C’est pourquoi, une fois quittée la frontière semi-brumeuse pour un monde plus stable, je décide de courir.
Ma besace battant contre la hanche, mon manteau flottant derrière moi dans le vent de la course, je m’abandonne au plaisir des foulées que je déroule sur le trottoir.
J’aspire goulûment l’air froid de la nuit.
Mon cœur s’est mis en mode métronome et ma respiration reste régulière.
Fulgence.
Comment un démon a-t-il pu devenir le grand patron de l’Association, dont la raison d’être est de lutter contre les démons ?
Et pourquoi veut-il m’éliminer si je suis comme lui ?
Cette histoire me dépasse. Elle nous dépasse tous. Elle abrite un secret. Une conspiration dont je ne saisis ni les tenants ni les aboutissants.
Mais l’essentiel, c’est que ma nature démoniaque ne m’interdise pas de choisir mon camp. C’est l’Association que je sers. Je sais qui je dois combattre – et protéger.
Ma course se nimbe de rouge.
Loin de m’épuiser, l’effort m’électrise.
Des images naissent sous mon crâne.
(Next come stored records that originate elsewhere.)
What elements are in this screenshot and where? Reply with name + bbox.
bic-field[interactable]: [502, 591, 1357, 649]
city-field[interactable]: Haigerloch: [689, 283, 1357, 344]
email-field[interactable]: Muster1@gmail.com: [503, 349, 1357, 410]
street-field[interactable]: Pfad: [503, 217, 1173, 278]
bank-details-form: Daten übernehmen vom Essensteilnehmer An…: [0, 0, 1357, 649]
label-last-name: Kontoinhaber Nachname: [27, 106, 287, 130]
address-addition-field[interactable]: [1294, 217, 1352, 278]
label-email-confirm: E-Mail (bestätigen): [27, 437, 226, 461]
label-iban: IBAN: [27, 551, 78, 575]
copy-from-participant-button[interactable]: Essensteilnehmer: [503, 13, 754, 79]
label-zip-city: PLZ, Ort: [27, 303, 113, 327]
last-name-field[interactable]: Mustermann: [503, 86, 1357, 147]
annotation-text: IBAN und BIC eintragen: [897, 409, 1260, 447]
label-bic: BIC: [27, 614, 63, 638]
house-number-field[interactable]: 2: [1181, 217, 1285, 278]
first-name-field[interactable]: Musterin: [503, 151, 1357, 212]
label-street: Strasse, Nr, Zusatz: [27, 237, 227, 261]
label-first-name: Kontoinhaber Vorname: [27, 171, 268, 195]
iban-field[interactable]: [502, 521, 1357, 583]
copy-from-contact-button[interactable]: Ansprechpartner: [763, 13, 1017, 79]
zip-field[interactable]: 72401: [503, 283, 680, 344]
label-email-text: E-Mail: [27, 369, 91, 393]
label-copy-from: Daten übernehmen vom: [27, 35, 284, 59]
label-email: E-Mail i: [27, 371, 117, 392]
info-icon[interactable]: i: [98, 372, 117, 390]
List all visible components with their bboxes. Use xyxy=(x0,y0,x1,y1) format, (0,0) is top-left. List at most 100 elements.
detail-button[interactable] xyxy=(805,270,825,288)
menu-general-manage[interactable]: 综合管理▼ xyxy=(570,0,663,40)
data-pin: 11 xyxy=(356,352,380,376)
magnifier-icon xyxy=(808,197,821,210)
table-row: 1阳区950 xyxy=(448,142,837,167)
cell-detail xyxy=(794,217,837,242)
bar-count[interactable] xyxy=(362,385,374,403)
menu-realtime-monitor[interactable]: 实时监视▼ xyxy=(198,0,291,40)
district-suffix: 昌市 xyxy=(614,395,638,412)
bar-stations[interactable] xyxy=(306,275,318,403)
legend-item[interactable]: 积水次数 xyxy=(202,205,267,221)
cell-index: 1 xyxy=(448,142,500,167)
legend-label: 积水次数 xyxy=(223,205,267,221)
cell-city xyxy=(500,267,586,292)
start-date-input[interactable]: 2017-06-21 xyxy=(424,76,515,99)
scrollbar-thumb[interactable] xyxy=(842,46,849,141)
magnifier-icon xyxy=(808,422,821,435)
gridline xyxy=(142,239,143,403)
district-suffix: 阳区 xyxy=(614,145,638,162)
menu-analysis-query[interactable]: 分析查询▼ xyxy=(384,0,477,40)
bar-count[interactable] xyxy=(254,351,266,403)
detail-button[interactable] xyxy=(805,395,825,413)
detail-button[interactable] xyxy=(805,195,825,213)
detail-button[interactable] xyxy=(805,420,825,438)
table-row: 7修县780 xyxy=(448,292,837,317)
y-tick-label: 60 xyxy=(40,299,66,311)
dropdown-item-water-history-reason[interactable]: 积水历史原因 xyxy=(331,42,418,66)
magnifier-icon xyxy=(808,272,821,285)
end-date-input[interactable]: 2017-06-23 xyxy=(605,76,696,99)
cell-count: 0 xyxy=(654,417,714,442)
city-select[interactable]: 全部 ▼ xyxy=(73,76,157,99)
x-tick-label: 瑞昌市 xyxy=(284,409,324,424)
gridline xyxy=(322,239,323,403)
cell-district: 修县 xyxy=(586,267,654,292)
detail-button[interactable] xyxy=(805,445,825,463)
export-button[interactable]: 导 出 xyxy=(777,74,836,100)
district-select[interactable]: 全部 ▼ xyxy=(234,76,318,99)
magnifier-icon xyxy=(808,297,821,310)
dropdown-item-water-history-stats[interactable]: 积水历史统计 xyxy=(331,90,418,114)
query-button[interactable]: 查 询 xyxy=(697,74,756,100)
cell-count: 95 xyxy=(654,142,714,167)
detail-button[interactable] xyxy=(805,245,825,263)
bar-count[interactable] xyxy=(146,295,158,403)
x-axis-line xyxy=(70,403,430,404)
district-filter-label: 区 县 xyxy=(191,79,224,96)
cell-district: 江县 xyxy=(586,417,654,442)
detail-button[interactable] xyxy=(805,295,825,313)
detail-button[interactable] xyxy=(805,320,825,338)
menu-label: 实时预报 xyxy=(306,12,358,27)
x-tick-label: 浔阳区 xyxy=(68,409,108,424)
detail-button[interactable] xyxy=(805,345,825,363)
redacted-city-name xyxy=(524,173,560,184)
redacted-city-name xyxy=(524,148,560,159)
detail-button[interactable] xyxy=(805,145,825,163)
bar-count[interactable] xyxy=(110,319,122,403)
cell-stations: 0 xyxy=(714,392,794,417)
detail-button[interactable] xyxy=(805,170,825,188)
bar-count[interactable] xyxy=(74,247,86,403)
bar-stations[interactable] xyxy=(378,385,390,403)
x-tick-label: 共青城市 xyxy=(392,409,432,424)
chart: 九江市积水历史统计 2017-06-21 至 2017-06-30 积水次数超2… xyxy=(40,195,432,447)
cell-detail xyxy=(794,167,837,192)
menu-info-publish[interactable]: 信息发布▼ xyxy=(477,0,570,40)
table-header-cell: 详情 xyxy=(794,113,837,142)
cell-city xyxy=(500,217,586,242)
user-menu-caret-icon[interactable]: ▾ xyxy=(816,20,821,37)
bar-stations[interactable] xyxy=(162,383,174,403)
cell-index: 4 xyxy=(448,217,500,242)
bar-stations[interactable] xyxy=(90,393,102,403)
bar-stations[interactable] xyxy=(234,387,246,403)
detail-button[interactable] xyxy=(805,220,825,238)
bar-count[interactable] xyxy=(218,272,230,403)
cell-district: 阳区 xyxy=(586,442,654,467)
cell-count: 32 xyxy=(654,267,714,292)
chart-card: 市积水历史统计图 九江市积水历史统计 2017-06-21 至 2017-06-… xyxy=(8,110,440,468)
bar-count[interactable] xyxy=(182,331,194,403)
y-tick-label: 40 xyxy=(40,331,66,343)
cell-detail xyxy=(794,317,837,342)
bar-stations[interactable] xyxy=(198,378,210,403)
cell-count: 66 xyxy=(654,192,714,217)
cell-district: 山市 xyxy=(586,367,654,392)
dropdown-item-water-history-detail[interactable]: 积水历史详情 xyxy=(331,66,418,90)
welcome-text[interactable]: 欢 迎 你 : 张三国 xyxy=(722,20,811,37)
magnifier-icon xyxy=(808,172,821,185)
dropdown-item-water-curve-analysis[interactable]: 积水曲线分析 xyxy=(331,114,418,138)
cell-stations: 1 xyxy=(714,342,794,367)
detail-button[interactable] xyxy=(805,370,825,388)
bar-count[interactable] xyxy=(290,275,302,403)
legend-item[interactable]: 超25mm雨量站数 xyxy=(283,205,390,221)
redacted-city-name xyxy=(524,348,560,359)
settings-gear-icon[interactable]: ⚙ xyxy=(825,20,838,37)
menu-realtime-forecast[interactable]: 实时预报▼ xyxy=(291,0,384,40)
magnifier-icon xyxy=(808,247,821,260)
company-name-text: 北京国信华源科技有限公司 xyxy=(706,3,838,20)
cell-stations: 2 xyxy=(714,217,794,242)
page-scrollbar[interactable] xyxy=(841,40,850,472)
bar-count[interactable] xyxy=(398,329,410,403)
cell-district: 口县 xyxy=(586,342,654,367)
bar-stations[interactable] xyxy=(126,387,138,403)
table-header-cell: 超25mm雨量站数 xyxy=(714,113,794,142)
Des lambeaux de rêves.
Non, pas de rêves, de souvenirs.
Les souvenirs d’une existence que je n’ai jamais vécue.
Je laisse derrière moi des empreintes profondes.
Ces images ne m’effrayent plus.
Peut-on être entier en refusant une part de soi ?
« Accepte-toi toi-même et deviens celui que tu veux », écrivait ce cher Saint-Langers.
Les rares passants que je croise se meuvent au ralenti.
Mes sens sont exacerbés.
Je devine avant de voir, j’entends sans avoir à écouter ; mille odeurs se bousculent dans mes narines.
Nacelnik va-t-il s’en sortir contre les vampires ? Je l’espère. Pourtant, je ressens une sorte d’indifférence.
Chacun doit accomplir son destin.
Le mien n’est plus derrière, il est devant.
2
À l’approche de l’esplanade Hervé Jubert, fréquentée l’été par de nombreux vagabonds et encombrée l’hiver par les stigmates de travaux chaotiques, je ralentis.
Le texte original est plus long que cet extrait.